Take a look at how constant the market was for 90% silver coins until the panic escalated last summer. No matter what silver was doing dealers consistently offered about 50 cents an ounce less than spot silver to buy the bags of 90% silver coins. Most dealers charged a reasonable markup above that to sell them, usually about $200 to $300 per bag over their buy price, or somewhere close to the then prevailing spot price per ounce of pure silver.

Dealers have a kind of shorthand for quoting the old coins. They speak in terms of face value, as in “10.9 times face.” That was the quoted dealer bid price for 90% as of June 5, according to CDN, meaning that dealers were willing to pay 10.9 times face value in order to buy the coins. CDN says that dealers were also willing to sell the bags that same day at 11.2 times face value, or $11,200 per $1,000 face value bag.

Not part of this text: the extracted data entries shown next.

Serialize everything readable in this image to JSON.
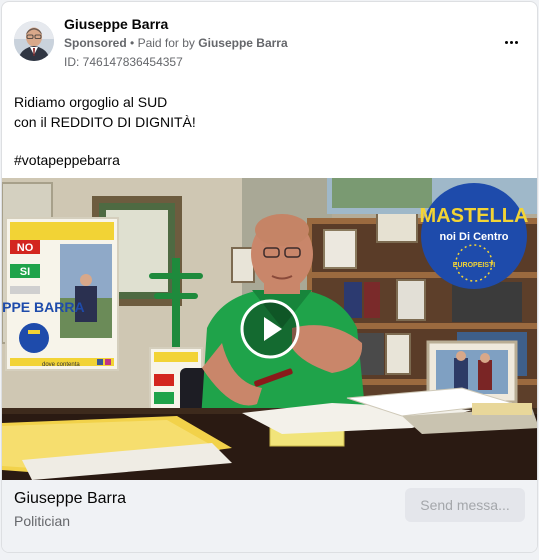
{
  "post": {
    "author": "Giuseppe Barra",
    "sponsored_label": "Sponsored",
    "separator": "•",
    "paid_for_prefix": "Paid for by",
    "paid_for_name": "Giuseppe Barra",
    "ad_id_label": "ID: 746147836454357",
    "text_line1": "Ridiamo orgoglio al SUD",
    "text_line2": "con il REDDITO DI DIGNITÀ!",
    "hashtag": "#votapeppebarra"
  },
  "video": {
    "mastella_logo": {
      "title": "MASTELLA",
      "subtitle": "noi Di Centro",
      "badge": "EUROPEISTI"
    },
    "poster": {
      "badge": "NO",
      "yes_badge": "SI",
      "name": "PEPPE BARRA",
      "footer_text": "dove contenta"
    }
  },
  "footer": {
    "page_name": "Giuseppe Barra",
    "category": "Politician",
    "cta_label": "Send messa..."
  },
  "colors": {
    "brand_blue": "#1e4bab",
    "shirt_green": "#1fa34a",
    "poster_yellow": "#f2d335",
    "muted_text": "#65676b",
    "button_bg": "#e4e6eb"
  },
  "icons": [
    "more-options-icon",
    "play-icon"
  ]
}
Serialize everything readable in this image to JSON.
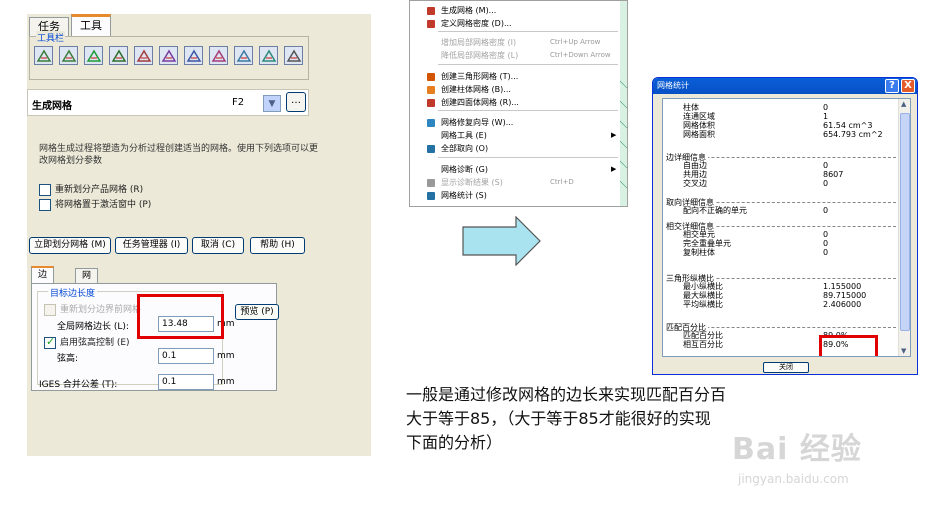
{
  "left": {
    "tabs": [
      "任务",
      "工具"
    ],
    "toolbar_caption": "工具栏",
    "toolbar_icons": [
      "mesh-surface-icon",
      "mesh-triangle-icon",
      "green-diamond-icon",
      "stack-arrow-icon",
      "mesh-split-icon",
      "mesh-refine-icon",
      "mesh-coarsen-icon",
      "mesh-distribute-icon",
      "mesh-check-icon",
      "mesh-orient-icon",
      "print-icon"
    ],
    "module_title": "生成网格",
    "module_key": "F2",
    "more_label": "…",
    "description": "网格生成过程将塑造为分析过程创建适当的网格。使用下列选项可以更改网格划分参数",
    "options": [
      {
        "label": "重新划分产品网格 (R)",
        "checked": false
      },
      {
        "label": "将网格置于激活窗中 (P)",
        "checked": false
      }
    ],
    "buttons": [
      "立即划分网格 (M)",
      "任务管理器 (I)",
      "取消 (C)",
      "帮助 (H)"
    ],
    "sub_tabs": [
      "边长",
      "网格控制"
    ],
    "group_title": "目标边长度",
    "remesh_label": "重新划分边界前网格",
    "global_edge_label": "全局网格边长 (L):",
    "global_edge_value": "13.48",
    "unit": "mm",
    "preview_label": "预览 (P)",
    "enable_chord_label": "启用弦高控制 (E)",
    "enable_chord_checked": true,
    "chord_label": "弦高:",
    "chord_value": "0.1",
    "iges_label": "IGES 合并公差 (T):",
    "iges_value": "0.1"
  },
  "menu": {
    "items": [
      {
        "label": "生成网格 (M)...",
        "shortcut": "",
        "arrow": false,
        "disabled": false,
        "icon": "mesh-generate-icon"
      },
      {
        "label": "定义网格密度 (D)...",
        "shortcut": "",
        "arrow": false,
        "disabled": false,
        "icon": "mesh-density-icon"
      },
      {
        "label": "增加局部网格密度 (I)",
        "shortcut": "Ctrl+Up Arrow",
        "arrow": false,
        "disabled": true,
        "icon": ""
      },
      {
        "label": "降低局部网格密度 (L)",
        "shortcut": "Ctrl+Down Arrow",
        "arrow": false,
        "disabled": true,
        "icon": ""
      },
      {
        "label": "创建三角形网格 (T)...",
        "shortcut": "",
        "arrow": false,
        "disabled": false,
        "icon": "triangle-mesh-icon"
      },
      {
        "label": "创建柱体网格 (B)...",
        "shortcut": "",
        "arrow": false,
        "disabled": false,
        "icon": "cylinder-mesh-icon"
      },
      {
        "label": "创建四面体网格 (R)...",
        "shortcut": "",
        "arrow": false,
        "disabled": false,
        "icon": "tetra-mesh-icon"
      },
      {
        "label": "网格修复向导 (W)...",
        "shortcut": "",
        "arrow": false,
        "disabled": false,
        "icon": "repair-wizard-icon"
      },
      {
        "label": "网格工具 (E)",
        "shortcut": "",
        "arrow": true,
        "disabled": false,
        "icon": ""
      },
      {
        "label": "全部取向 (O)",
        "shortcut": "",
        "arrow": false,
        "disabled": false,
        "icon": "orient-icon"
      },
      {
        "label": "网格诊断 (G)",
        "shortcut": "",
        "arrow": true,
        "disabled": false,
        "icon": ""
      },
      {
        "label": "显示诊断结果 (S)",
        "shortcut": "Ctrl+D",
        "arrow": false,
        "disabled": true,
        "icon": "diagnostics-icon"
      },
      {
        "label": "网格统计 (S)",
        "shortcut": "",
        "arrow": false,
        "disabled": false,
        "icon": "statistics-icon"
      }
    ]
  },
  "dialog": {
    "title": "网格统计",
    "help": "?",
    "close": "X",
    "sections": [
      {
        "name": "",
        "rows": [
          [
            "柱体",
            "0"
          ],
          [
            "连通区域",
            "1"
          ],
          [
            "网格体积",
            "61.54 cm^3"
          ],
          [
            "网格面积",
            "654.793 cm^2"
          ]
        ]
      },
      {
        "name": "边详细信息",
        "rows": [
          [
            "自由边",
            "0"
          ],
          [
            "共用边",
            "8607"
          ],
          [
            "交叉边",
            "0"
          ]
        ]
      },
      {
        "name": "取向详细信息",
        "rows": [
          [
            "配向不正确的单元",
            "0"
          ]
        ]
      },
      {
        "name": "相交详细信息",
        "rows": [
          [
            "相交单元",
            "0"
          ],
          [
            "完全重叠单元",
            "0"
          ],
          [
            "复制柱体",
            "0"
          ]
        ]
      },
      {
        "name": "三角形纵横比",
        "rows": [
          [
            "最小纵横比",
            "1.155000"
          ],
          [
            "最大纵横比",
            "89.715000"
          ],
          [
            "平均纵横比",
            "2.406000"
          ]
        ]
      },
      {
        "name": "匹配百分比",
        "rows": [
          [
            "匹配百分比",
            "89.0%"
          ],
          [
            "相互百分比",
            "89.0%"
          ]
        ]
      }
    ],
    "close_button": "关闭"
  },
  "caption": "一般是通过修改网格的边长来实现匹配百分百大于等于85，（大于等于85才能很好的实现下面的分析）",
  "watermark": {
    "main": "Bai 经验",
    "sub": "jingyan.baidu.com"
  },
  "colors": {
    "highlight": "#e00000",
    "arrow_fill": "#a9e3ef",
    "title_bar": "#0a5fd8"
  }
}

Isn’t it interesting to know that silver coins minted just 45 years ago now fetch 11 times their value then? That is the power of inflation at work. But it is not for just any coins minted then, it is for silver coins. Believe it or not, as high as 11 times face sounds, that multiple of real silver coins is actually substantially less than it should be if we compare where silver historically trades relative to gold, but that is beyond the scope of this report. Suffice it to say that silver remains “cheap” relative to gold in many relative metrics, including its relative purchasing power to gold. We’ll undoubtedly have more about that in future reports.

By the way, at Got Gold Report we favor 90% silver U.S. coins as the preferred way to own physical silver and we have since the early retail coin shop days in the 1980s. They usually trade at a slight discount in more normal markets so one can own more silver for the same amount of money invested. They are very easily divisible into smaller units, everyone understands what they are, they are very difficult (and unprofitable) to counterfeit and they are always in high demand. We believe that over time they will once again trade at substantial premiums, so while we have the opportunity to buy them at or even below spot, they take the point in our silver preference line up.

In case it isn’t obvious, when the world was terrified people turned to the same thing they have trusted as a store of value for over four millennia, the one thing that people in all countries, in all cultures, respect and understand as real money – gold and silver. The jump in premiums shown above proves that.

Precious metals are presently in a correction, sending late comers to the rally and the nervous to the sidelines. While the current respite from high precious metals premiums means that buying and selling pressure have become more balanced (for now), is it merely the calm before the storm?